In my defence, I'm going into the field of genetics and other biotechnology.

[Edit: Come to think about it, if I was wise enough to be able to judge for that, I'm quite sure I wouldn't want it.]

[ 07-14-2002: Message edited by: Dr. Pvednes, PhD ]

Mr. Wilams
Pancake
posted 07-14-2002 11:14:11 AM
Superpower hero? Nah.

If I were to be a hero, I'd rather it be that I was remembered for what I was, not some dorky superpower bestowed on me from some god of dorky superpowers.

Were I to be some sort of hero, it'd probably just be a fluke.

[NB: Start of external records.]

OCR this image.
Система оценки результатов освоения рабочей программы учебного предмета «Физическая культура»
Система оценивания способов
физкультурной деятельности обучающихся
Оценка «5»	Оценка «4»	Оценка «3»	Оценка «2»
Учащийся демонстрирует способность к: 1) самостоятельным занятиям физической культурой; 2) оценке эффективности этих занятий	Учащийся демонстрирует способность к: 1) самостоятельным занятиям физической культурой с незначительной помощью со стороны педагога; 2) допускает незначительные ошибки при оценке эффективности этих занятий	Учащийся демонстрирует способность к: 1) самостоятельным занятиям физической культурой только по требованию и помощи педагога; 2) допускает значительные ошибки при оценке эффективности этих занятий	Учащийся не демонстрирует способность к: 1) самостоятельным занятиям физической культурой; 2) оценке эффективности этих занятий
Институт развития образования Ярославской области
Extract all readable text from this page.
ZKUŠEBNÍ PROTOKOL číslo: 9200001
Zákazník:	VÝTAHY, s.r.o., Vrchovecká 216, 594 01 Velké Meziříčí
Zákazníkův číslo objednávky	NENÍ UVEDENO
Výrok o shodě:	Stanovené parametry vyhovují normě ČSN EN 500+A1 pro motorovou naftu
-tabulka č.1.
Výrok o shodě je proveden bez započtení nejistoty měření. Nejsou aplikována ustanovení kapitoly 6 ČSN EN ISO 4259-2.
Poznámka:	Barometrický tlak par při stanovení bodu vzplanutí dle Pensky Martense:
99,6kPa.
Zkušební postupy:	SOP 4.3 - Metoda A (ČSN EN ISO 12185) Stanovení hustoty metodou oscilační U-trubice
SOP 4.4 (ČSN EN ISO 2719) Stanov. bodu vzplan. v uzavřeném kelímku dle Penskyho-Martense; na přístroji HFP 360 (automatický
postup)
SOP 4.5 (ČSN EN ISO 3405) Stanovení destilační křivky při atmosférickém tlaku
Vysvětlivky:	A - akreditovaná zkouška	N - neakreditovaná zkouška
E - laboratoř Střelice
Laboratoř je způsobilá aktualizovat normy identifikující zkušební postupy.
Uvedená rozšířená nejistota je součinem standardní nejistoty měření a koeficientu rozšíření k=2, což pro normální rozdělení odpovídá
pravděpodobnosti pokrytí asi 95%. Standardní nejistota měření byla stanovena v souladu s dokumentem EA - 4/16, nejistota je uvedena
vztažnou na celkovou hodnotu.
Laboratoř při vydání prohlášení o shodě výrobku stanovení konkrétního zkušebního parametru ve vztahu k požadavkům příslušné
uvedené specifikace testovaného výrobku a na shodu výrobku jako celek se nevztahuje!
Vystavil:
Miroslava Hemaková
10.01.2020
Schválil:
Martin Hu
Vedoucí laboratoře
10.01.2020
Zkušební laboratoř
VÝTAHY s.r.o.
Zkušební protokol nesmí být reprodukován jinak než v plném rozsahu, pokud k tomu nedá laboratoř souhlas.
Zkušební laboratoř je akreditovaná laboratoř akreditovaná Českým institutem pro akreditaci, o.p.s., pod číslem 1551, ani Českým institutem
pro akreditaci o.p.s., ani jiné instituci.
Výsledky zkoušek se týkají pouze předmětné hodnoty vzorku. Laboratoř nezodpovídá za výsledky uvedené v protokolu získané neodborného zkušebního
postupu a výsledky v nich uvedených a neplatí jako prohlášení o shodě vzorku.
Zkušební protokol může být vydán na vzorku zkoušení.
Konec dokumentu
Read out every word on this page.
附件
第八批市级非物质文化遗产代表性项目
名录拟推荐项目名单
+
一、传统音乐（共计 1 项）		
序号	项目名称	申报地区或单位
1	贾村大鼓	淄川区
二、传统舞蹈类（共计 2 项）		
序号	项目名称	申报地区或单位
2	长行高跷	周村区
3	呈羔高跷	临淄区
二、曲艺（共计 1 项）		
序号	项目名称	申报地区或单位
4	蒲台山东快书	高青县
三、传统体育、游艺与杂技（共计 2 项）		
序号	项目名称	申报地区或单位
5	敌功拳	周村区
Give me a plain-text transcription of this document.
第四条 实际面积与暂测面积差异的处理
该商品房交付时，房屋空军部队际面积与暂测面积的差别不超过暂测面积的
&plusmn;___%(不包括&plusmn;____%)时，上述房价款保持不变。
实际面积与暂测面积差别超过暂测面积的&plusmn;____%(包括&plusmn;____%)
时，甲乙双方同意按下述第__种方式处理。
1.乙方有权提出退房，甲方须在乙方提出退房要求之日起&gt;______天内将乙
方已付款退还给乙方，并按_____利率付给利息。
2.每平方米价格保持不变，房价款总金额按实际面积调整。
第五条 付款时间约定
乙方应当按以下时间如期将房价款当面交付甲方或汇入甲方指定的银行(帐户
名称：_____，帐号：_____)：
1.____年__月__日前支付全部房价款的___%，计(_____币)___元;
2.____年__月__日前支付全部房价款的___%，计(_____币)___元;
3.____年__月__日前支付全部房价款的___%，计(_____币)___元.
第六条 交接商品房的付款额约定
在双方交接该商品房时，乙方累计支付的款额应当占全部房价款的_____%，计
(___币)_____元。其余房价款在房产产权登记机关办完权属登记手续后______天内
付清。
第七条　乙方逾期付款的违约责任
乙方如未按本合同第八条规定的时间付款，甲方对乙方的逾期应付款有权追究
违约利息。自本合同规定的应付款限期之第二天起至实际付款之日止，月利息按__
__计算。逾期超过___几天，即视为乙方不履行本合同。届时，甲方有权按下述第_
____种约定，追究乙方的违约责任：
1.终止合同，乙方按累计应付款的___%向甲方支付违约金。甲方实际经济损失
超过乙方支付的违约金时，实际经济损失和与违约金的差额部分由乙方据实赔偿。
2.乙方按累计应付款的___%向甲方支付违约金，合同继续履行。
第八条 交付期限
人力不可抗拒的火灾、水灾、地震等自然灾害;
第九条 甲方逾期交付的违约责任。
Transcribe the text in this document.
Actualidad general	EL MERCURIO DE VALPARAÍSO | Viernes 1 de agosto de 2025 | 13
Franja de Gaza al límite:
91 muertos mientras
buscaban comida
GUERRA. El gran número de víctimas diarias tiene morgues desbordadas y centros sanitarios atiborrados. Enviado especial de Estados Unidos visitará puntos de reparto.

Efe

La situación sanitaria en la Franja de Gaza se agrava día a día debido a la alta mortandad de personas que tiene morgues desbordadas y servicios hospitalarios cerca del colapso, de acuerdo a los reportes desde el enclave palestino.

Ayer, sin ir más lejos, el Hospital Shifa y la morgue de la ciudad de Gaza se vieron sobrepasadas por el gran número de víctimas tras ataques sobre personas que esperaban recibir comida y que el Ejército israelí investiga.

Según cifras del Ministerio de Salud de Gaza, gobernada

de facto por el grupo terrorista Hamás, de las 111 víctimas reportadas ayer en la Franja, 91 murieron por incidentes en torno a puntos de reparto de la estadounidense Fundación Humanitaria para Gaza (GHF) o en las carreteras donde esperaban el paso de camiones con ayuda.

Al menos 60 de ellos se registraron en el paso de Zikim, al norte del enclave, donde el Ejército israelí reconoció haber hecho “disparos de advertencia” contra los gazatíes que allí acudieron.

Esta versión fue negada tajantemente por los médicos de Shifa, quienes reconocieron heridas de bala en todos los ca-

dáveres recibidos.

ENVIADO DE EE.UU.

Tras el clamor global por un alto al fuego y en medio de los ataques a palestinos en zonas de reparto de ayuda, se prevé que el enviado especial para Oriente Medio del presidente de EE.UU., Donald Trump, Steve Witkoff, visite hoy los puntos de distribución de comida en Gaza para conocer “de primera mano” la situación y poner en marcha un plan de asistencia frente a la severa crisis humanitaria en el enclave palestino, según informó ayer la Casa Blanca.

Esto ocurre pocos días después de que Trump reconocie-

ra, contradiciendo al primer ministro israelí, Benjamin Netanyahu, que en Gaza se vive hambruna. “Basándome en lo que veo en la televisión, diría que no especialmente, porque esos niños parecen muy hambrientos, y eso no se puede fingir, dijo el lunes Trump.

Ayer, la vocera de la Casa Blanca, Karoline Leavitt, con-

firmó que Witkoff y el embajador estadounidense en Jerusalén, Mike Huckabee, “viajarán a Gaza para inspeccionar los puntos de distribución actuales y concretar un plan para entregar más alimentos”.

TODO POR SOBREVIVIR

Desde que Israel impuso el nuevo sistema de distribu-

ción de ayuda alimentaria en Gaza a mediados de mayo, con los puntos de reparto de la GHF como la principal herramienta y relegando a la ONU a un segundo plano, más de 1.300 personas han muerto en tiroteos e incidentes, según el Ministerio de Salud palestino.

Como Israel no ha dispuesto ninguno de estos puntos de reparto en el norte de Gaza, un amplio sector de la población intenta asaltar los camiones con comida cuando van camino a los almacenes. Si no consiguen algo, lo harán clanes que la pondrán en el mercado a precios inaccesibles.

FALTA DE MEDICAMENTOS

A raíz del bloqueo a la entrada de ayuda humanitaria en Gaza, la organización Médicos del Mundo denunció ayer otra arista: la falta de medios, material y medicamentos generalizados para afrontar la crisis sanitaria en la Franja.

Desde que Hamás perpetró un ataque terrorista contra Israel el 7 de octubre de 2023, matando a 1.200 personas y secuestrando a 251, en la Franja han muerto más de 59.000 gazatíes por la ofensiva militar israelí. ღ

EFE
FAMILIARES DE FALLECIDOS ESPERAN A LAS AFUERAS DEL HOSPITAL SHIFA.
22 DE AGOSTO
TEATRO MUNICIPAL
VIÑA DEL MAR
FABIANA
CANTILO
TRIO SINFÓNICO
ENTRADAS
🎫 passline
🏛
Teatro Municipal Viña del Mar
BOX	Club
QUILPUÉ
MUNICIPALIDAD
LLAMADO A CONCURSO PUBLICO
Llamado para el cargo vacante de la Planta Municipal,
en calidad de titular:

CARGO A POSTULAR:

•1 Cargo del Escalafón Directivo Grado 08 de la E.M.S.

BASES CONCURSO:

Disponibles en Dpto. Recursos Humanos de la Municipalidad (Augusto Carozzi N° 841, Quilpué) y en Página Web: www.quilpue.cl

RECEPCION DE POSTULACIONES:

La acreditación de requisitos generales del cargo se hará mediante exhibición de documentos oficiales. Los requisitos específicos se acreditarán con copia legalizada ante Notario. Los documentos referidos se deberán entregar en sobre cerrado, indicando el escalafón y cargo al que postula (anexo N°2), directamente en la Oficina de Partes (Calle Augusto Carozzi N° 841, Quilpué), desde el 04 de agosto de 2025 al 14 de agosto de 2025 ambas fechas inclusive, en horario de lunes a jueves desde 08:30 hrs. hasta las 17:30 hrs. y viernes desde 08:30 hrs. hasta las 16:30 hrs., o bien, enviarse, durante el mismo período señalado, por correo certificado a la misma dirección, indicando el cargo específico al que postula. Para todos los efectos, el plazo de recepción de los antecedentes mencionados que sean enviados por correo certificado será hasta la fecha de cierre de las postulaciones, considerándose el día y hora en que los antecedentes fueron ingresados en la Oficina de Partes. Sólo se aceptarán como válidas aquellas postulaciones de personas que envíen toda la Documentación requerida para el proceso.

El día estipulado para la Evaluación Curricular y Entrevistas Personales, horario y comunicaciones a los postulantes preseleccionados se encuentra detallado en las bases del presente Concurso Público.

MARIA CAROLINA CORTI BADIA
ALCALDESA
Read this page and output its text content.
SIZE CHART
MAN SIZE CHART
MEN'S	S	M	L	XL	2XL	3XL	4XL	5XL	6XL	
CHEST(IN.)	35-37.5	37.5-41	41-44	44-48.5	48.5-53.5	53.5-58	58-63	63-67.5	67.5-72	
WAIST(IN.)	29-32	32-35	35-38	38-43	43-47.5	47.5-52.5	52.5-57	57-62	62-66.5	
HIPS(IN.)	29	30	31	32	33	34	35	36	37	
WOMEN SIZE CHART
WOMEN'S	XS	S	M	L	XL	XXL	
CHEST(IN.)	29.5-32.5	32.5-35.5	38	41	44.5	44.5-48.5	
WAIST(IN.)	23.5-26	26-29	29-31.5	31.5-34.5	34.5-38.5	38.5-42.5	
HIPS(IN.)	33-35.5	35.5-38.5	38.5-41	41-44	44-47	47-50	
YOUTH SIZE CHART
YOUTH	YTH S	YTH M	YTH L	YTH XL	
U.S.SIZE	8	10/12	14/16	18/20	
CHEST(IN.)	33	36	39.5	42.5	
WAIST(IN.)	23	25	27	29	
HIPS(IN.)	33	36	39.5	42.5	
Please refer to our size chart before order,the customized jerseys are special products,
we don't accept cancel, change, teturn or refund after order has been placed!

So I wouldn't really consider myself a "hero," either. Right place, right time? Sure. But not a hero.

Ozimander
$$$$$$$$$$$
posted 07-14-2002 03:40:33 PM
Thanks for your opinions and the like, guys.

I was just wondering if anyone ever got that heroic feeling. The rest of your responses were icing on the proverbial cake!

Cthulhu

Lyinar Ka`Bael
Are you looking at my pine tree again?
posted 07-14-2002 04:21:03 PM
Yes, but I wouldn't want to be known. I'd want to help people, but not have it come into my daily life. Sort of my own little secret type thing. I'd watch them all speculate, maybe have a little chuckle here and there over what they come up with, and then go out and do something to help all over again.

I like to help people when I can. And I don't like to see needless pain or suffering. So, like Mr P, that's why eventually I'll be going into gene therapy, a field related to disease and genetics.